No es loable, desde ninguna perspectiva ética, lo que están haciendo los del sí. Al menos los conscientes o inteligentes de esa tendencia. Jugar con la ilusión de la gente es cruel. Prometerles trabajo y riqueza a sabiendas de la imposibilidad de que esto se cumpla es cinismo puro y duro.
Sin embargo, y este es mi mensaje: no hay que olvidar que vamos a una consulta popular que implica la participación de la masa. Los que saben no decidirán, decidirán los que no saben, que en este caso, tratándose de un instrumento jurídico tan técnico como el TLC, obviamente implica a la mayoría. Esto es así, aunque no suene bonito.
En ese tanto, la mercadotecnia del Sí parece más clara que la del No. El No, que en el fondo no es uno solo, vista la pluralidad de sectores, se aferra a un mensaje confuso e incluso impotable, que no llegará ni en mil años a los iletrados.

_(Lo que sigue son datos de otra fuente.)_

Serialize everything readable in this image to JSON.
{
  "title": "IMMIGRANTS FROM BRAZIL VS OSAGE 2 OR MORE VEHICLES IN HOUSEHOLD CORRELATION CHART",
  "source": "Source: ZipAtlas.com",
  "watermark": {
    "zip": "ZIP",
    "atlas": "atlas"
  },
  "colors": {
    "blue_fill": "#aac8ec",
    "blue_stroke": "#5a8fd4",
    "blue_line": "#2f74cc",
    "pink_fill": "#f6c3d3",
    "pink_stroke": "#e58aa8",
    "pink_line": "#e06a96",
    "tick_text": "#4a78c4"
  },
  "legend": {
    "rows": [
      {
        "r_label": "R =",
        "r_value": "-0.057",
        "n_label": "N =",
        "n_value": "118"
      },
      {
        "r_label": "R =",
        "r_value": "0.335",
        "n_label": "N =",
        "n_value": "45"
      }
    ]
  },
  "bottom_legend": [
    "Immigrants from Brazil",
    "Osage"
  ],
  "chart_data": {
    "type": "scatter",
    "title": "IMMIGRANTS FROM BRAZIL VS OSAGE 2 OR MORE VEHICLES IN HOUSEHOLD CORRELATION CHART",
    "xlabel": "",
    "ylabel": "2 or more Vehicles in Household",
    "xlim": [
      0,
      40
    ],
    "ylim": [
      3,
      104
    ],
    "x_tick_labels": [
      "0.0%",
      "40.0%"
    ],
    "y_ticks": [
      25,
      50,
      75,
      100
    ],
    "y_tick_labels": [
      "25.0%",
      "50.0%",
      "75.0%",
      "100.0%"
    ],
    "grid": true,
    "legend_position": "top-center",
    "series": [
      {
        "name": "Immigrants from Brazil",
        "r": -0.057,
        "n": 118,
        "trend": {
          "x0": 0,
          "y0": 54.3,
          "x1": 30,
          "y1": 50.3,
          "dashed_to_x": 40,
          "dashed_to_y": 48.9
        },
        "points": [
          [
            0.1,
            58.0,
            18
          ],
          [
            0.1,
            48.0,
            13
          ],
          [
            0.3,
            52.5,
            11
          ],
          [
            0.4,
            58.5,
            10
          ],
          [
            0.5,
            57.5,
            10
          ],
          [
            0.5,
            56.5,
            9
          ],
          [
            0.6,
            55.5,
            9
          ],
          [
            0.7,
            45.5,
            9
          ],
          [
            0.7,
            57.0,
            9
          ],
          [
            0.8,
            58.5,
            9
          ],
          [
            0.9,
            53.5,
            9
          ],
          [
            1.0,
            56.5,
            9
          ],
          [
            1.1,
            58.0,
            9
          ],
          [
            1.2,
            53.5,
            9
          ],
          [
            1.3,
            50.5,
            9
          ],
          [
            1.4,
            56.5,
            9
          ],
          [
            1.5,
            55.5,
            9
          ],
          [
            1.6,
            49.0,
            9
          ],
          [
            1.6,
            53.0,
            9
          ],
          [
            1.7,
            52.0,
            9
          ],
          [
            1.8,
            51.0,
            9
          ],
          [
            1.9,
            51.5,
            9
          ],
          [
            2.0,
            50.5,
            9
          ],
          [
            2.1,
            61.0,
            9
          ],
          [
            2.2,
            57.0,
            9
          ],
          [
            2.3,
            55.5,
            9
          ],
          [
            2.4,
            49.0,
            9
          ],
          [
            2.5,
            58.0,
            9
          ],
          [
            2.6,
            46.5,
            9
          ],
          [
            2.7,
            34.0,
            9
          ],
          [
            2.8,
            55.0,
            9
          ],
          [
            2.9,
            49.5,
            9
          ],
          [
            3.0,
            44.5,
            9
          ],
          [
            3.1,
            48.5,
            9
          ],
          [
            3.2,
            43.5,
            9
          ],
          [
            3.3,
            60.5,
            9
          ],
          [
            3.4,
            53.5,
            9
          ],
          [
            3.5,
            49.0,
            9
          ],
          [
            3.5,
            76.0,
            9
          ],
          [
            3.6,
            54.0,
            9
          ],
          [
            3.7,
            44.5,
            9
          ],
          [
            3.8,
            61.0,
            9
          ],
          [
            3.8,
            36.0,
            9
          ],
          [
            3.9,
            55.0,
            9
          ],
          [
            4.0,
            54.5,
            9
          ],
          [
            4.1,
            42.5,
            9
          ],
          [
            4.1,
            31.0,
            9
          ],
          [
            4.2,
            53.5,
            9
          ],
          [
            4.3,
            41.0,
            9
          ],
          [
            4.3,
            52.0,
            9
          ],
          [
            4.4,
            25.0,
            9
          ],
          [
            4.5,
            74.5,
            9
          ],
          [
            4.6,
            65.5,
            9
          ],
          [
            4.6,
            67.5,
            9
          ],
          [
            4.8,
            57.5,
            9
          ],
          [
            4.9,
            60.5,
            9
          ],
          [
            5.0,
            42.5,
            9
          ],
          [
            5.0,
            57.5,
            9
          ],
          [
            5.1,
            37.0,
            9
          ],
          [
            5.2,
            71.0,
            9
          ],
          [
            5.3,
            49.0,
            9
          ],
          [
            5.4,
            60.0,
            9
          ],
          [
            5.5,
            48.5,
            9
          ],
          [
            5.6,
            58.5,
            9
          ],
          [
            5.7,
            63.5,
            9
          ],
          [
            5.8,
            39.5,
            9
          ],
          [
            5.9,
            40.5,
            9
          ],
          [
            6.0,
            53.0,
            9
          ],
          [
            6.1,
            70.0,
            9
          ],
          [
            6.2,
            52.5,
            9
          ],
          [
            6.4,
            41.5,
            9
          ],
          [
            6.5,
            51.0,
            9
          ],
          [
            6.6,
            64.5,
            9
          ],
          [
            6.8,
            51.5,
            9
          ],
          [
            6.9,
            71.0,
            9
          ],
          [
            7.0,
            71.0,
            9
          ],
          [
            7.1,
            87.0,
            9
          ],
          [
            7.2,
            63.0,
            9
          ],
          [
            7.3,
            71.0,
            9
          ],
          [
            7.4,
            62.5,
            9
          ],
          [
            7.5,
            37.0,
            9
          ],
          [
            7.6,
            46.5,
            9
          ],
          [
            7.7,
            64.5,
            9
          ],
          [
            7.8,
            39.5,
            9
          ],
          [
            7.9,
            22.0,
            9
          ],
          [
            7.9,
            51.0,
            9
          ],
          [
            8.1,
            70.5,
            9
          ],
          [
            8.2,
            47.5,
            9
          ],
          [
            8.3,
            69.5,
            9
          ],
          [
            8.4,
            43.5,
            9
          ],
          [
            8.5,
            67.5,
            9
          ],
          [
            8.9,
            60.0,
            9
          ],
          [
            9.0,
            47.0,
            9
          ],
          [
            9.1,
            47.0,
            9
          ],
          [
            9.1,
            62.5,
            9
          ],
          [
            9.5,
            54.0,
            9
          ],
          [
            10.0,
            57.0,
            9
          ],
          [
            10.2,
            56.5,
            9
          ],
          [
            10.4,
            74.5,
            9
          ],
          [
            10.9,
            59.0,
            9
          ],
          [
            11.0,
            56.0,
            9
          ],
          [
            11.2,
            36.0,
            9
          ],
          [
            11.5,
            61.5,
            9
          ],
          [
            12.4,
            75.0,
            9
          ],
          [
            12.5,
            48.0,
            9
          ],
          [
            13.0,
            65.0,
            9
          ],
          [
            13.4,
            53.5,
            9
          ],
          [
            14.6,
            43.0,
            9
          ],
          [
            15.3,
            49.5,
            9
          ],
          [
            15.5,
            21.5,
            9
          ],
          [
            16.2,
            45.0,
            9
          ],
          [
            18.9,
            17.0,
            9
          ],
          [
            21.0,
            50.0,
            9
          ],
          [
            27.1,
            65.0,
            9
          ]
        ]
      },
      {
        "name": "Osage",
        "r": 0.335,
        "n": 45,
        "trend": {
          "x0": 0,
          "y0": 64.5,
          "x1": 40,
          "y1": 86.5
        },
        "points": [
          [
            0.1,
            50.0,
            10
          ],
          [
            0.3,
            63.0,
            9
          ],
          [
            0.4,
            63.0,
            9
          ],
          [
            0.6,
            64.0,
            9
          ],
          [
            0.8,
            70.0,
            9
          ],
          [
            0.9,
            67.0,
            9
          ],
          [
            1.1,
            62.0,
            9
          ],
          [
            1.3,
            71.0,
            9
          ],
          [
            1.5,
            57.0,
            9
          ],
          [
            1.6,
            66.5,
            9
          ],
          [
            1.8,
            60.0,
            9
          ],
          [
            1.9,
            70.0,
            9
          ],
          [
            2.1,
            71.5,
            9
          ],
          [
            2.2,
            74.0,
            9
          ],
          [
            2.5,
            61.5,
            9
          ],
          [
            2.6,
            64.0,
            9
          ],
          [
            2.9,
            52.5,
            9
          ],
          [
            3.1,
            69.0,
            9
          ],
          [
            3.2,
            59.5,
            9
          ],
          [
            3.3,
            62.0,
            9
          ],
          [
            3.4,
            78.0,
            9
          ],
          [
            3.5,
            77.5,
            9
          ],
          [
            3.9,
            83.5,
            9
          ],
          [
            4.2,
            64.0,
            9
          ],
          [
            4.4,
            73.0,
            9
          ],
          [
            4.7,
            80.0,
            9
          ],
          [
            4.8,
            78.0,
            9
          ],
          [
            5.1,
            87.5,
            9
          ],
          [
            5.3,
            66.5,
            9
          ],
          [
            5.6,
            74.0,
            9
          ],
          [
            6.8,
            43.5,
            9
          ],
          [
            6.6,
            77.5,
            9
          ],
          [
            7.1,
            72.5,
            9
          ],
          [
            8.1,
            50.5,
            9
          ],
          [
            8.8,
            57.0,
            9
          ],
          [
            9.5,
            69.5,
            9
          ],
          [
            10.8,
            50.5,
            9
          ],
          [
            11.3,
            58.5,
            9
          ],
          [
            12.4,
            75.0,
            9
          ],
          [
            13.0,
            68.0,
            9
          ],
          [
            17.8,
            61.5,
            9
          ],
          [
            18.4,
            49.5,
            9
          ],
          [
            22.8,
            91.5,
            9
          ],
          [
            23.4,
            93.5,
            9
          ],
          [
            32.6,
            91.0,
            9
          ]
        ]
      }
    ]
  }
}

He ahí el verdadero reto del No. Aclarar el contenido de su mensaje mediante una simplificación que permita a quien no sabe, saber. Saber para después votar. Ese sí que es un encargo democrático: democratizar conocimiento, que mejor forma de hacer patria. Pero para eso, importa más, lamentablemente, la forma que el fondo. Mejor si así no lo fuera, pero así es. El sentimiento que conforma la opinión se impondrá sobre el razonamiento que concluye en conocimiento. Esa será la historia de octubre próximo, gane el sí o gane el no. ¡A trabajar por el segundo!
Pablo Barahona Krüger | 10 de Agosto 2007


1 Comentarios
¡Genial, Pablo! A mi juicio, simplemente acertaste en algo esencial: ahora lo que importa es la forma. Toda la discusión que pudiera darse sobre la base del contenido del acuerdo ya no va a ser lo que marque gran diferencia en la captación de votantes. Coincido con vos en que lo que ahora cuenta es el mensaje, qué les decimos para motivarlos. Los del Sí han lanzado una campaña que para mí es simplemente asquerosa, basada en el miedo y en odiosos prejuicios: que miles perderán el empleo si gana el No, que tendrán que irse a trabajar a Nicaragua si gana el No, que los presidentes Fidel Castro y Hugo Chavez financian al No, que los sindicalistas son el grueso de las filas del No, etc. Gigantescas mentiras, sí, pero captan votos a favor de su causa. Eso es lo que hay que responder. ¡Gracias por tu valiosísima observación!